Was benötigt ein EMS-Anbieter, um auch weiterhin im harten Wettbewerb bestehen zu können? Um das herauszufinden, hat Essemtec im Jahr 2014 eine Marktstudie in der EMS-Branche durchgeführt, um die eigene strategische Ausrichtung bei seinen Bestück- und Dispenser-Plattformen vorzunehmen. Die Resonanz war vor allem eine: Eine gleiche Plattform, sowohl für die Prototypenherstellung als auch für die Low-Volume- bis hin zur Mid-Range-Volume-Produktion. Weitere Anforderungen waren eine große Feederanzahl, die Bearbeitung von großen Leiterplatten ebenso wie eine angepasste Leistung von 50.000 BE/h in der Linie mit mehreren Modulen und entsprechender Dispensleistung. Das zuverlässig arbeitende System sollte mit einer kleinen Standfläche aufwarten, zudem wenig Wartung erfordern und ein einfaches Nachrüsten hinsichtlich höherer Leistung und Prozesse ermöglichen – und zwar „On the Fly“. Eine offene Plattform für die Integration von Drittanbietermodulen sollte ebenso vorhanden sein wie eine zu Industrie 4.0 kompatible Software.

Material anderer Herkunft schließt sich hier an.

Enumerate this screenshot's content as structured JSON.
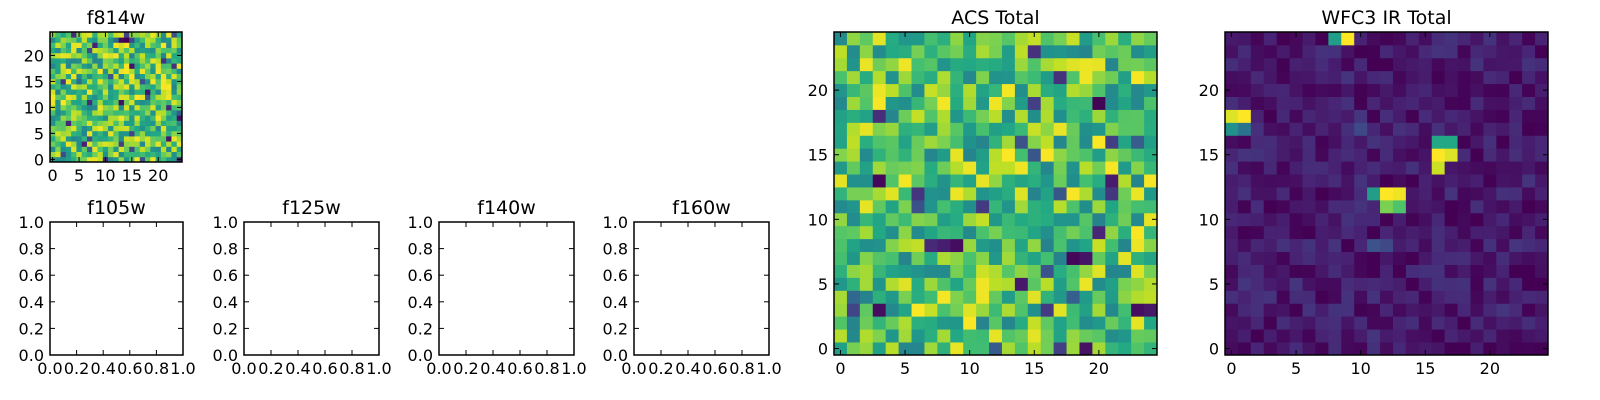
{
  "chart_data": [
    {
      "type": "heatmap",
      "title": "f814w",
      "xlim": [
        -0.5,
        24.5
      ],
      "ylim": [
        -0.5,
        24.5
      ],
      "xticks": [
        0,
        5,
        10,
        15,
        20
      ],
      "yticks": [
        0,
        5,
        10,
        15,
        20
      ],
      "colormap": "viridis",
      "rows": 25,
      "cols": 25,
      "value_profile": {
        "min": 0.0,
        "max": 1.0,
        "base": 0.7,
        "spread": 0.25,
        "low_fraction": 0.06,
        "seed": 11
      }
    },
    {
      "type": "empty",
      "title": "f105w",
      "xlim": [
        0.0,
        1.0
      ],
      "ylim": [
        0.0,
        1.0
      ],
      "xtick_labels": [
        "0.0",
        "0.2",
        "0.4",
        "0.6",
        "0.8",
        "1.0"
      ],
      "ytick_labels": [
        "0.0",
        "0.2",
        "0.4",
        "0.6",
        "0.8",
        "1.0"
      ]
    },
    {
      "type": "empty",
      "title": "f125w",
      "xlim": [
        0.0,
        1.0
      ],
      "ylim": [
        0.0,
        1.0
      ],
      "xtick_labels": [
        "0.0",
        "0.2",
        "0.4",
        "0.6",
        "0.8",
        "1.0"
      ],
      "ytick_labels": [
        "0.0",
        "0.2",
        "0.4",
        "0.6",
        "0.8",
        "1.0"
      ]
    },
    {
      "type": "empty",
      "title": "f140w",
      "xlim": [
        0.0,
        1.0
      ],
      "ylim": [
        0.0,
        1.0
      ],
      "xtick_labels": [
        "0.0",
        "0.2",
        "0.4",
        "0.6",
        "0.8",
        "1.0"
      ],
      "ytick_labels": [
        "0.0",
        "0.2",
        "0.4",
        "0.6",
        "0.8",
        "1.0"
      ]
    },
    {
      "type": "empty",
      "title": "f160w",
      "xlim": [
        0.0,
        1.0
      ],
      "ylim": [
        0.0,
        1.0
      ],
      "xtick_labels": [
        "0.0",
        "0.2",
        "0.4",
        "0.6",
        "0.8",
        "1.0"
      ],
      "ytick_labels": [
        "0.0",
        "0.2",
        "0.4",
        "0.6",
        "0.8",
        "1.0"
      ]
    },
    {
      "type": "heatmap",
      "title": "ACS Total",
      "xlim": [
        -0.5,
        24.5
      ],
      "ylim": [
        -0.5,
        24.5
      ],
      "xticks": [
        0,
        5,
        10,
        15,
        20
      ],
      "yticks": [
        0,
        5,
        10,
        15,
        20
      ],
      "colormap": "viridis",
      "rows": 25,
      "cols": 25,
      "value_profile": {
        "min": 0.0,
        "max": 1.0,
        "base": 0.68,
        "spread": 0.24,
        "low_fraction": 0.07,
        "seed": 29
      }
    },
    {
      "type": "heatmap",
      "title": "WFC3 IR Total",
      "xlim": [
        -0.5,
        24.5
      ],
      "ylim": [
        -0.5,
        24.5
      ],
      "xticks": [
        0,
        5,
        10,
        15,
        20
      ],
      "yticks": [
        0,
        5,
        10,
        15,
        20
      ],
      "colormap": "viridis",
      "rows": 25,
      "cols": 25,
      "value_profile": {
        "min": 0.0,
        "max": 1.0,
        "base": 0.07,
        "spread": 0.08,
        "low_fraction": 0.0,
        "seed": 53
      },
      "bright_cells": [
        {
          "x": 8,
          "y": 24,
          "value": 0.55
        },
        {
          "x": 9,
          "y": 24,
          "value": 1.0
        },
        {
          "x": 0,
          "y": 18,
          "value": 0.95
        },
        {
          "x": 1,
          "y": 18,
          "value": 1.0
        },
        {
          "x": 0,
          "y": 17,
          "value": 0.5
        },
        {
          "x": 1,
          "y": 17,
          "value": 0.38
        },
        {
          "x": 16,
          "y": 16,
          "value": 0.6
        },
        {
          "x": 17,
          "y": 16,
          "value": 0.6
        },
        {
          "x": 16,
          "y": 15,
          "value": 1.0
        },
        {
          "x": 17,
          "y": 15,
          "value": 0.95
        },
        {
          "x": 16,
          "y": 14,
          "value": 0.92
        },
        {
          "x": 11,
          "y": 12,
          "value": 0.55
        },
        {
          "x": 12,
          "y": 12,
          "value": 1.0
        },
        {
          "x": 13,
          "y": 12,
          "value": 0.98
        },
        {
          "x": 12,
          "y": 11,
          "value": 0.8
        },
        {
          "x": 13,
          "y": 11,
          "value": 0.72
        },
        {
          "x": 11,
          "y": 8,
          "value": 0.25
        },
        {
          "x": 12,
          "y": 8,
          "value": 0.22
        },
        {
          "x": 10,
          "y": 17,
          "value": 0.22
        }
      ]
    }
  ]
}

Wenn aus Puma Tarantula wird
Die anspruchsvollen Anforderungen umzusetzen, gelang Essemtec nun mit der durchdachten Plattform Puma/Tarantula, die während der Productronica 2017 erstmals vorgestellt wird. Für Jürg Schüpbach stellt dies ein Meilenstein in der Unternehmensgeschichte dar: „Essemtec ist die erste Firma, die eine Systemplattform konzipiert hat, die sich einerseits als Bestückautomat für High-Speed-Applikationen, andererseits für das Rapid-Prototyping und darüber hinaus auch noch für das High-Speed-Dispensen einsetzen lässt. Unter Verwendung zusätzlicher Module wachsen die Systeme synchron mit den Kunden in Bezug auf Leistung und Prozesse mit. Damit können wir eine wirkliche All-in-One-Lösung anbieten.“ Den konsequenten Bezug zur Tierwelt erklärt der International Sales & Marketing Manager von Essemtec so: „Die Tier- und Pflanzenwelt zeigt uns immer wieder, mit welch atemberaubender Anpassungsfähigkeit die Natur sich auf verschiedenste Anforderungen der Umwelt einstellen kann. Das inspiriert uns immer wieder.“
Demnach ist Puma der weltweit erste Highspeed-Bestückautomat, der auch für die ultraflexible, schnelle Prototypenentwicklung geeignet ist. Mit einer IPC-Bestückungsleistung von 18.100 BE/h stößt das System in den Mid-Range-Bereich vor. Um die Flexibilität weiter zu steigern, lassen sich bis zu 280 Feeder gleichzeitig einsetzen. „Damit weist Puma in Bezug auf die Maschinenstandfläche die höchste Feederdichte auf“, verdeutlicht Schüpbach. Zudem ist es möglich, Leiterplatten mit Abmaßen von bis zu 1800 mm x 610 mm zu verarbeiten.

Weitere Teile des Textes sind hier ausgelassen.